Structural Basis of Resistance to Anti-Cytochrome bc1 Complex Inhibitors: Implication for Drug Improvement
Lothar Esser, Chang-An Yu and Di Xia
Affiliation: Laboratory of Cell Biology, NCI, NIH, 37 Convent Dr., Building 37, Room 2122C, Bethesda MD 20892.
The emergence of drug resistance has devastating economic and social consequences, a testimonial of which is the rise and fall
of inhibitors against the respiratory component cytochrome bc1 complex, a time tested and highly effective target for disease control. Unfortunately,
the mechanism of resistance is a multivariate problem, including primarily mutations in the gene of the cytochrome b subunit
but also activation of alternative pathways of ubiquinol oxidation and pharmacokinetic effects. There is a considerable interest in designing
new bc1 inhibitors with novel modes of binding and lower propensity to induce the development of resistance.
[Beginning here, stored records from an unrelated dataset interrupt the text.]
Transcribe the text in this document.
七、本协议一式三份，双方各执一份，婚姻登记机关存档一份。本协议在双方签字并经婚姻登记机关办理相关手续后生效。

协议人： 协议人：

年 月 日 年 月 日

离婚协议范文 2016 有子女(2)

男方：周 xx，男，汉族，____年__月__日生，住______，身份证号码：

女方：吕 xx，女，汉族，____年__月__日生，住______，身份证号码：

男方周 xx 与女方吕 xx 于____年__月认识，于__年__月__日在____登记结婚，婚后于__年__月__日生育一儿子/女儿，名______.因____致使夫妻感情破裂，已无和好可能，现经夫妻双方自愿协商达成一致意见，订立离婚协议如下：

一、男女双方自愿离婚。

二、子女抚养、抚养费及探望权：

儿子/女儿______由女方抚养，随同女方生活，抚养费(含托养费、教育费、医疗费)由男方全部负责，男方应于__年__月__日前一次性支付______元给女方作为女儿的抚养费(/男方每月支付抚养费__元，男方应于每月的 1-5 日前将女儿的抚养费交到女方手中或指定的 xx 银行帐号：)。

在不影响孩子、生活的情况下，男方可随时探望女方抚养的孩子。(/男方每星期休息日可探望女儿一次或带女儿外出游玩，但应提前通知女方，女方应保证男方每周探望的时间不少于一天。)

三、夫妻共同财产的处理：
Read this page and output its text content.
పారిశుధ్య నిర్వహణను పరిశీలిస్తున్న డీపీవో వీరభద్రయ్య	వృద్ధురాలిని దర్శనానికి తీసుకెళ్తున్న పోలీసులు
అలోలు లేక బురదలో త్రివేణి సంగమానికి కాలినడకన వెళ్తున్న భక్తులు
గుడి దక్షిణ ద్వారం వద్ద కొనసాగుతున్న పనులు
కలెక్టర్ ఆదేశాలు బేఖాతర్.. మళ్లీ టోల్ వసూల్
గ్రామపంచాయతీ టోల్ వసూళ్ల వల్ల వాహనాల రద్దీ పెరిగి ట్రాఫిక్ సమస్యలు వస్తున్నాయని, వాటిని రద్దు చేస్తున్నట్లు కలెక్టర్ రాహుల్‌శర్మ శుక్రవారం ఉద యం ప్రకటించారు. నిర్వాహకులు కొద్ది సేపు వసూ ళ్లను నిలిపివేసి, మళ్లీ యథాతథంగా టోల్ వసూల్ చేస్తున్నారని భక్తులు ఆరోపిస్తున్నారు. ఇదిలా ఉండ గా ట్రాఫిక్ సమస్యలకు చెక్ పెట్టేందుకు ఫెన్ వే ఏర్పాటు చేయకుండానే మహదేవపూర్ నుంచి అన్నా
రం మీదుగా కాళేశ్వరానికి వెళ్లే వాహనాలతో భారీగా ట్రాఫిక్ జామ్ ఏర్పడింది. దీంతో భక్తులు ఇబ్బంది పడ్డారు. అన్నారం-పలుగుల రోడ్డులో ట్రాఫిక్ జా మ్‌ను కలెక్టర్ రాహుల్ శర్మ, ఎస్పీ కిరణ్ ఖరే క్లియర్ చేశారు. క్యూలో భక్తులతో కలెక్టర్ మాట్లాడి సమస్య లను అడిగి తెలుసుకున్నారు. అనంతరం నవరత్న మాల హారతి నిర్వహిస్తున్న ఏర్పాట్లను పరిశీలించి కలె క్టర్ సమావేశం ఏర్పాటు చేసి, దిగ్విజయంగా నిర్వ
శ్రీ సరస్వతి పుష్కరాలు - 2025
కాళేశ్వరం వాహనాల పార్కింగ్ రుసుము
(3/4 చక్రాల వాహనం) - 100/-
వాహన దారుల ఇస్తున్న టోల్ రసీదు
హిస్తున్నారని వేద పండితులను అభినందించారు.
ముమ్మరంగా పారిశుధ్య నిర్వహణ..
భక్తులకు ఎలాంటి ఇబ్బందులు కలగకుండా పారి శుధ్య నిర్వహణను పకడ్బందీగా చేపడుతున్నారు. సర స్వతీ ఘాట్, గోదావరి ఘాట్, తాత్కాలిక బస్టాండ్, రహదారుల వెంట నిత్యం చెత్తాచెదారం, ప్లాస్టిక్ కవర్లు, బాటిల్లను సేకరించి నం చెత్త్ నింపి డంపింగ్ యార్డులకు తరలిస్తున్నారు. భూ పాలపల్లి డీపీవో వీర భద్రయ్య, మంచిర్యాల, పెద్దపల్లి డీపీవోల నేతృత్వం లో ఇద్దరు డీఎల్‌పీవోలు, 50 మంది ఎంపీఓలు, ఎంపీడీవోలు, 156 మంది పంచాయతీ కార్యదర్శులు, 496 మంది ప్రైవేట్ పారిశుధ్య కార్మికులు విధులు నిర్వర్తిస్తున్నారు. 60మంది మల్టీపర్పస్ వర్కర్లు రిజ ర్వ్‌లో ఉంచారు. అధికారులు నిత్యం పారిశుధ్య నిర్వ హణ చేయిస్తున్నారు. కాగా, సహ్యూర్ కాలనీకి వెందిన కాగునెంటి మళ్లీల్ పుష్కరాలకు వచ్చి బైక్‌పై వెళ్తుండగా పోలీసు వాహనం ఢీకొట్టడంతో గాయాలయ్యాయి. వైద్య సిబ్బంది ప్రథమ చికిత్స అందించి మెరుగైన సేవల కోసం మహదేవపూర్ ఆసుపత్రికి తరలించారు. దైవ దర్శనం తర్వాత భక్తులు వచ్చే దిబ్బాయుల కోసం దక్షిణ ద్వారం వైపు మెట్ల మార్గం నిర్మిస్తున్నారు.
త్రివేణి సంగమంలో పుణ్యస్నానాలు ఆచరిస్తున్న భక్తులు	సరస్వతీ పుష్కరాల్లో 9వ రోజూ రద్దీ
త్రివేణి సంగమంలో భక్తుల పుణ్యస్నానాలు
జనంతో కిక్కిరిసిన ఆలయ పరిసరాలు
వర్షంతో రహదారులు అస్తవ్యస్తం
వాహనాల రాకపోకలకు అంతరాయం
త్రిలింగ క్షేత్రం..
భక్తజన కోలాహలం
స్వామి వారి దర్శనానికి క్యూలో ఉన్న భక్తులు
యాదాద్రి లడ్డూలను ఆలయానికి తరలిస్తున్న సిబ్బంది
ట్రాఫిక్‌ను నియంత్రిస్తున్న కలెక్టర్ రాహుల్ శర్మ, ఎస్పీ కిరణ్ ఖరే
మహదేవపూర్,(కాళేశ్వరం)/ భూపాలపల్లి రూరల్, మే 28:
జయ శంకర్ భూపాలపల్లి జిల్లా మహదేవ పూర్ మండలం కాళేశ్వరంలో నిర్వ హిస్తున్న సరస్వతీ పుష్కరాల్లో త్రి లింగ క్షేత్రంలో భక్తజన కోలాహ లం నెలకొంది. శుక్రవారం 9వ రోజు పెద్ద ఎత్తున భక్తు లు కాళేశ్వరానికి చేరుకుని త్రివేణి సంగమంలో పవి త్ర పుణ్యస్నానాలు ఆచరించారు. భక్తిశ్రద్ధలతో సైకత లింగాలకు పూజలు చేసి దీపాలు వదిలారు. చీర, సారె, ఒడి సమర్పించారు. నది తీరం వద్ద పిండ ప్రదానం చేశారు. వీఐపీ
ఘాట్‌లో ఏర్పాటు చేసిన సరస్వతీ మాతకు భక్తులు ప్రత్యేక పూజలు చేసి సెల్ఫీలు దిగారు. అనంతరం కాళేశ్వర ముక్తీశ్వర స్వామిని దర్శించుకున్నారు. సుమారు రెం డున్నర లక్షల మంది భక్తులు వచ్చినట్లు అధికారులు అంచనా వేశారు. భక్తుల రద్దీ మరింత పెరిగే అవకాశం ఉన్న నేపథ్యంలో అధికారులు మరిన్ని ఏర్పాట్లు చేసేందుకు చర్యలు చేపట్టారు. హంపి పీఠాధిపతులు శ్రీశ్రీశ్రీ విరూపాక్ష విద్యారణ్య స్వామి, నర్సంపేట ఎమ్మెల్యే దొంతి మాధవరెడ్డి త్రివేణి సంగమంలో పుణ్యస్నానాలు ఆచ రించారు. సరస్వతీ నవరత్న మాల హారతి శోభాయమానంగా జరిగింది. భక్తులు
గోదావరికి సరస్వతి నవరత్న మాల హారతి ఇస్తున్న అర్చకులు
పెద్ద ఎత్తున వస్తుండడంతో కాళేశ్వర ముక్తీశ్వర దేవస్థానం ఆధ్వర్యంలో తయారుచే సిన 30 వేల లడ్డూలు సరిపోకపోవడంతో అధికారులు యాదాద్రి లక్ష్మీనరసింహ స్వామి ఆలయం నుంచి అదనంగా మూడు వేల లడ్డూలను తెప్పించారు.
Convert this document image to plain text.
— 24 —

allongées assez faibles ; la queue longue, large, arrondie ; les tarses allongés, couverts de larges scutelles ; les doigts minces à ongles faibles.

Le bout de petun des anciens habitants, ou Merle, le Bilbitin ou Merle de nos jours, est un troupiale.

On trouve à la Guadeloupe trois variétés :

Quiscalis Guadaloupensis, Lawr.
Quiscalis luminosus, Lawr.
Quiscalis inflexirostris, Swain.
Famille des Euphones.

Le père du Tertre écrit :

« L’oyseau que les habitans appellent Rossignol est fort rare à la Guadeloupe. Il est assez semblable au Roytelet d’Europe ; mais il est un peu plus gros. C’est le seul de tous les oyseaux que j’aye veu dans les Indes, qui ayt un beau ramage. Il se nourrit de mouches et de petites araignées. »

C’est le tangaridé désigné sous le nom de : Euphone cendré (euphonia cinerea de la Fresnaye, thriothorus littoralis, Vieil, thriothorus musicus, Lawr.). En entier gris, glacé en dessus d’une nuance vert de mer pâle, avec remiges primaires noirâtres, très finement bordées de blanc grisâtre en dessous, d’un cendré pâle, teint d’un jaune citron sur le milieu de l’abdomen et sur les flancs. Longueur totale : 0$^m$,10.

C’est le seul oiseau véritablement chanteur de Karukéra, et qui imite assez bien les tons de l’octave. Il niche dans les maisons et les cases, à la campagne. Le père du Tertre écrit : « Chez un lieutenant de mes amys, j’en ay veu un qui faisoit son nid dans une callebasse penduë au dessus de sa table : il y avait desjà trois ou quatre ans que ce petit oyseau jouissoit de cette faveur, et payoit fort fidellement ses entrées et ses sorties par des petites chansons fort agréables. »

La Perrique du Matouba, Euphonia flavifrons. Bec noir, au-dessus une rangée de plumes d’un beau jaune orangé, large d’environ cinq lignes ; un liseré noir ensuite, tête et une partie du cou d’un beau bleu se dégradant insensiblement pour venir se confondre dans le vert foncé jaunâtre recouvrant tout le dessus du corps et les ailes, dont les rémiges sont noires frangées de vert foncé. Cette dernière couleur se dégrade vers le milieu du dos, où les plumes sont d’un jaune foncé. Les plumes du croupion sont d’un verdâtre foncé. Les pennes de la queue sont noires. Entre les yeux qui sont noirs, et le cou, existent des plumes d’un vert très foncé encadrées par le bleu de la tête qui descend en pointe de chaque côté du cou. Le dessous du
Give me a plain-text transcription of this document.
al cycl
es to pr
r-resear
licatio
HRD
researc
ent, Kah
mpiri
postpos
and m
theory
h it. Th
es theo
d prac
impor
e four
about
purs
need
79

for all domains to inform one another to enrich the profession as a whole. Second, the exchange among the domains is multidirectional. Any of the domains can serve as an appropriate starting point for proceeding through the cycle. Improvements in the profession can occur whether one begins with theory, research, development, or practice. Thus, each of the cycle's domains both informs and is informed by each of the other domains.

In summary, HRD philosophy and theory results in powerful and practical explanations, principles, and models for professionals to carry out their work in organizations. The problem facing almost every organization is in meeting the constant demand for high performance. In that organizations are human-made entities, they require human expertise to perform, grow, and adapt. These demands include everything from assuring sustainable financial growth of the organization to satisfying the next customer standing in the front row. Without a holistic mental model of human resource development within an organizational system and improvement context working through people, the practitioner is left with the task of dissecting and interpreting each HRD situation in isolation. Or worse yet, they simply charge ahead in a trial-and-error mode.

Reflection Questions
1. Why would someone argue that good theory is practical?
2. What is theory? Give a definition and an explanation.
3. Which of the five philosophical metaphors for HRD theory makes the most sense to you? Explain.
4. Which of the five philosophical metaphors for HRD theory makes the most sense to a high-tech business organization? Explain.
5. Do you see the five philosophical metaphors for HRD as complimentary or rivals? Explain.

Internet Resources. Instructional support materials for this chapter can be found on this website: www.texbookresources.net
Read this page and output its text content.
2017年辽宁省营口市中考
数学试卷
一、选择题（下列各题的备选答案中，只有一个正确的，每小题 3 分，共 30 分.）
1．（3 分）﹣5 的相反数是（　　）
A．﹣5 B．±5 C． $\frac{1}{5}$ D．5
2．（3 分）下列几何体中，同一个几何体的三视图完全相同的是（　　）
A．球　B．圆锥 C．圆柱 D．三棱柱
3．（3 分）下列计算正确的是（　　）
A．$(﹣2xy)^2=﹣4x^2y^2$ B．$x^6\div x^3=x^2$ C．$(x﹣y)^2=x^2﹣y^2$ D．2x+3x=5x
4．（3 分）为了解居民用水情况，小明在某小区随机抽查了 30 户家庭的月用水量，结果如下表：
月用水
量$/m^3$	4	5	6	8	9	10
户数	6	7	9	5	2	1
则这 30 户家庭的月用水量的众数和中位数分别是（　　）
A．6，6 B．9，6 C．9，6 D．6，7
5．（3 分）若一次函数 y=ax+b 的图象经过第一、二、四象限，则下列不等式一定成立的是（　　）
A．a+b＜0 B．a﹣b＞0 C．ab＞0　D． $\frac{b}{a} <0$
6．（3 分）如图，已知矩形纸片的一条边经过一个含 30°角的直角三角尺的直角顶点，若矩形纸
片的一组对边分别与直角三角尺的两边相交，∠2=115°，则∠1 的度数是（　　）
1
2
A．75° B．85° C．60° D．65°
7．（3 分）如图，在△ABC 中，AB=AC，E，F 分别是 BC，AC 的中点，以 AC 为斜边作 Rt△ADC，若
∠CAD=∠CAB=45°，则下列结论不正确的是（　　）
The accumulation of
crystallographic data of bc1 complexes with and without inhibitors bound provides the structural basis for rational drug design. In particular,
the cytochrome b subunit offers two distinct active sites that can be targeted for inhibition - the quinol oxidation site and the quinone
reduction site. This review brings together available structural information of inhibited bc1 by various quinol oxidation- and reductionsite
inhibitors, the inhibitor binding modes, conformational changes upon inhibitor binding of side chains in the active site and large scale
domain movements of the iron-sulfur protein subunit. Structural data analysis provides a clear understanding of where and why existing
inhibitors fail and points towards promising alternatives.
Keywords: cyt bc1 complex, mechanism of inhibition, crystal structure, resistance, inhibitors.